Left Hand was established in 1993 by Massimo Osti, the founding father of C.P. Company, Stone Island and a number of others.
Many view Left Hand as the brand that allowed Osti to fully express himself and everything he’d been working on up until that point. By 1993, Osti had accrued 20 years of design experience and had invented new and innovative materials.
His ‘garment dyeing’, has become an industry-changing technique that is utilised as a standard to this day, which at the time was both economical and design-forward, and resulted in the tone rich textural basis that many of his brands have become synonymous with.
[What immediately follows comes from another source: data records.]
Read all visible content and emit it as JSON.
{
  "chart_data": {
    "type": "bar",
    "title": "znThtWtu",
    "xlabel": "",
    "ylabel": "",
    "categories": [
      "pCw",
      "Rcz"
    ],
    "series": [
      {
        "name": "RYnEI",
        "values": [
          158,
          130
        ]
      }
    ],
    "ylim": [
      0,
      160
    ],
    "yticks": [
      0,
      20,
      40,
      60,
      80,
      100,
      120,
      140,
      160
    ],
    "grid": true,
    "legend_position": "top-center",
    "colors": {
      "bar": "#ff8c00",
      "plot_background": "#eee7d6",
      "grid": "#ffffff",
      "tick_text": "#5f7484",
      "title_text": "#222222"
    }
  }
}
Throughout the 80s, Osti built on garment dyeing by fusing it with stone washing and a variety of other product development techniques, introducing Tela Stella, which was reminiscent of military tarpaulin and also Raso Gommato and his pioneering military influences in a fashion setting, provided the basis for modern-day functionalism.
By 1987, Osti invented a variety of treatment methods that bolstered wool and flax with rubber to create waterproof foundations, and added sought-after levels of distress and feel to the garment’s bodies. In the same year, Osti invented ‘brushed wool’, a way of manipulating wool while keeping it breathable and insulating. Again, like garment dyeing, the practice is now an industry standard.
By the time Osti founded Left Hand, he had the entire design world looking to him for advice and inspiration. Osti launched Left Hand with the Allegri Company, a design agency he had previously worked with during the creation of Tela Stella and Raso Gommato.
Left Hand’s first 1993 collection debuted two new materials, the first was Micro, a nylon that was produced by using an advanced pressing technique traditionally used in paper manufacturing. It resulted in a thin microfibre layer that maintained breathability and durability despite being paper-thin.
The second material was Thermojoint, a lightweight cotton with a PVC base that resulted in a highly durable, 100% waterproof and nuclear radiation-resistant material. Osti’s developments around this time transcended the sportswear ideas he set out with and brought the idea of clothing as protection to the forefront.
Aside from revolutionary materials, Left Hand’s design aesthetic utilised more tonal branding, creating a place for the designs to stand out on their own. Design details included angled velcro phone pockets, fold away hoods, unique zip placement and hidden pockets that defined Left Hand’s output.